BENEskiden yabancıların banyo dolaplarında ne sakladığını bilmek istiyorsanız tek yapmanız gereken bir parti sırasında ona bakmaktı. Günümüzde sosyal medyada (çoğunlukla) genç kadınlar canlı izleyici önünde makyaj yapıyor ve ünlüler günlük rutinlerini anlatıyor. Vogue video röportaj serisi Çantada En sevdikleri rujlarını ortaya çıkarmak için çantalarını karıştıran yıldızları görüyor.
Bu düşük seviyeli röntgenciliğe olan iştahın boyutu milyarlarca görüntülemeyle açıkça görülüyor #Benimle hazır ol Hashtag, çevrimiçi içerik oluşturucuların saçlarını veya makyajlarını nasıl yaptıklarını gösterdikleri TikTok’ta oluşturuldu – tek başına #skincareroutine’in 55 milyar izlenme sayısı şaşırtıcı.
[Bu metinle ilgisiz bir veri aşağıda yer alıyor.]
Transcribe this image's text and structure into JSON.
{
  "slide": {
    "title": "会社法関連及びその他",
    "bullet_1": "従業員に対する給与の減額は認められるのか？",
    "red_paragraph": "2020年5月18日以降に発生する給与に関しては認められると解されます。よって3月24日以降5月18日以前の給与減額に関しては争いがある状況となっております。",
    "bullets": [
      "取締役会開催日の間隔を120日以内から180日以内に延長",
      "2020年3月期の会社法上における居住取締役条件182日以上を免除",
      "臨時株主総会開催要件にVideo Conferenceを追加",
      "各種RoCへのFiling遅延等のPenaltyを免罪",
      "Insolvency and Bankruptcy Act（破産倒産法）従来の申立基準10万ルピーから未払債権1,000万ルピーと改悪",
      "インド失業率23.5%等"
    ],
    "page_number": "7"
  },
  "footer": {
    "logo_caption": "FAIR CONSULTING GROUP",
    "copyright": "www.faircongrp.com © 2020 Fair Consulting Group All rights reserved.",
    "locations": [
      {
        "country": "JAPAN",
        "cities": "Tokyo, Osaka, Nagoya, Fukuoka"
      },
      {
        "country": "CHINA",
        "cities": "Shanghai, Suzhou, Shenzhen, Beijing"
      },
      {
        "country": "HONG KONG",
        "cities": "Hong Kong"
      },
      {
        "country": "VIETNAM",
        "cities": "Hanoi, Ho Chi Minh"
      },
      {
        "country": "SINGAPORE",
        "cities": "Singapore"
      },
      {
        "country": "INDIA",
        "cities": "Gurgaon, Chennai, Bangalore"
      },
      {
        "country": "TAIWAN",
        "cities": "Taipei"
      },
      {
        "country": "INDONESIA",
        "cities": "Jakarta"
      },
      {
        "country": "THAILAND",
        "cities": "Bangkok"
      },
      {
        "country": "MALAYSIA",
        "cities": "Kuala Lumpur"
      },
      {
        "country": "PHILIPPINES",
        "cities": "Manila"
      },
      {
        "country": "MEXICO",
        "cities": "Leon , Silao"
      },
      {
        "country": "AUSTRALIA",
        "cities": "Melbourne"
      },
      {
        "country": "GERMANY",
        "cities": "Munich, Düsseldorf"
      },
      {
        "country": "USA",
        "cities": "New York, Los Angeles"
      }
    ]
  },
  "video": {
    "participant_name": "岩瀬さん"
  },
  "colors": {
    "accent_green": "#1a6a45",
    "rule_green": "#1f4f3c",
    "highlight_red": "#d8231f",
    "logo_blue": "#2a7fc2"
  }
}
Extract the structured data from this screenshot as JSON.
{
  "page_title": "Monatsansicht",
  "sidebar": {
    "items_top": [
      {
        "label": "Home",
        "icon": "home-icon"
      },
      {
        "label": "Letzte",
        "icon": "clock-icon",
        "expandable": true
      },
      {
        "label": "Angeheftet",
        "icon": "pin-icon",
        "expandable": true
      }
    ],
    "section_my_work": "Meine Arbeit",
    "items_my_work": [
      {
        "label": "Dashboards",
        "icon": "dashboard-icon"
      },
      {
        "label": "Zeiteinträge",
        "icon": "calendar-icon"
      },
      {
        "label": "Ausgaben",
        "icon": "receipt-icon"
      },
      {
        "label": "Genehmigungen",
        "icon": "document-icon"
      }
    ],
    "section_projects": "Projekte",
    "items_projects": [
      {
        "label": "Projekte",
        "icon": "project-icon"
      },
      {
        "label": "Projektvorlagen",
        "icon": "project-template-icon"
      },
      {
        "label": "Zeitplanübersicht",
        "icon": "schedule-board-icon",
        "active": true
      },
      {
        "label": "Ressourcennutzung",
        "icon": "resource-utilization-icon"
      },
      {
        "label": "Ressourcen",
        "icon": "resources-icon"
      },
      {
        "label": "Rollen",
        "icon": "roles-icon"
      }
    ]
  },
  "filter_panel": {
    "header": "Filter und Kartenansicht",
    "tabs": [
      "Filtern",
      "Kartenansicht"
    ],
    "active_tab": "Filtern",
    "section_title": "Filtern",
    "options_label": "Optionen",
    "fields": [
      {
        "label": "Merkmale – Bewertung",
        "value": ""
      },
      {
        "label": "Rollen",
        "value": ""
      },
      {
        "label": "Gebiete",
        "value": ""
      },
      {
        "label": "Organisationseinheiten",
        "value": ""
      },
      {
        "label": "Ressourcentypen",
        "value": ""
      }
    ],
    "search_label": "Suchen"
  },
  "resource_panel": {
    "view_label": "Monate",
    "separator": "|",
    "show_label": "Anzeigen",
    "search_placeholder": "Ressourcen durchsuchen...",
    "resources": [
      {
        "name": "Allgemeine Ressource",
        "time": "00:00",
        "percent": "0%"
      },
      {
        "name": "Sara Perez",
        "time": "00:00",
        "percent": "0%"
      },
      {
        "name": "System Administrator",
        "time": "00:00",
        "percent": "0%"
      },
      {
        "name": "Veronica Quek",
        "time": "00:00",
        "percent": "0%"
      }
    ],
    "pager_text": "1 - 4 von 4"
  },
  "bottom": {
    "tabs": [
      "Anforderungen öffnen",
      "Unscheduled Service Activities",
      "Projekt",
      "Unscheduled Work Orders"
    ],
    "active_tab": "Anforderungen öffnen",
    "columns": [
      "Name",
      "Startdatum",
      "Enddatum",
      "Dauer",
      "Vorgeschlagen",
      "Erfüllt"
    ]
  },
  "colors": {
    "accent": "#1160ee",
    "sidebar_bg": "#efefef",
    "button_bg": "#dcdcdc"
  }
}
Her şey muhtemelen on beş yıl önce röportaj serisini karakterize eden merakın açıkça itiraf edilmesiyle başladı. Üst raf – kişisel detayları ve ipuçlarını ortaya koyan sofistike fotoğraflar içeren – bir modelin, stilistin veya sektörden başka bir kişinin banyo dolabının içeriğini tartıştığı. Bu, Glossier güzellik markası kurucusu ve şu anda yeni bir kitabın konusu olan orijinal “Girlboss” Emily Weiss’in ilk projesi olan Into The Gloss blogunun bir parçasıydı: Glossy: Ambition, Beauty and the Inside Story of Emily Weiss’s Glossier the New Yorklu gazeteci Marisa Meltzer.
Meltzer, “Pazarda, bir derginin reklamverenleri memnun etmek için ele alması gerekebilecek yeni çıkanlara bağlı olmayan, güzellikten bahseden bir blog için bir boşluk vardı… Bunda ilişkilendirilebilir bir şeyler vardı” diyor Meltzer . Teen Vogue dergisinde eski bir stajyer olan Weiss, çevrimiçi sokak stili bloglarının kendine özgü, “otantik” bakış açısını güzellik dünyasına uygulama fırsatını gördü.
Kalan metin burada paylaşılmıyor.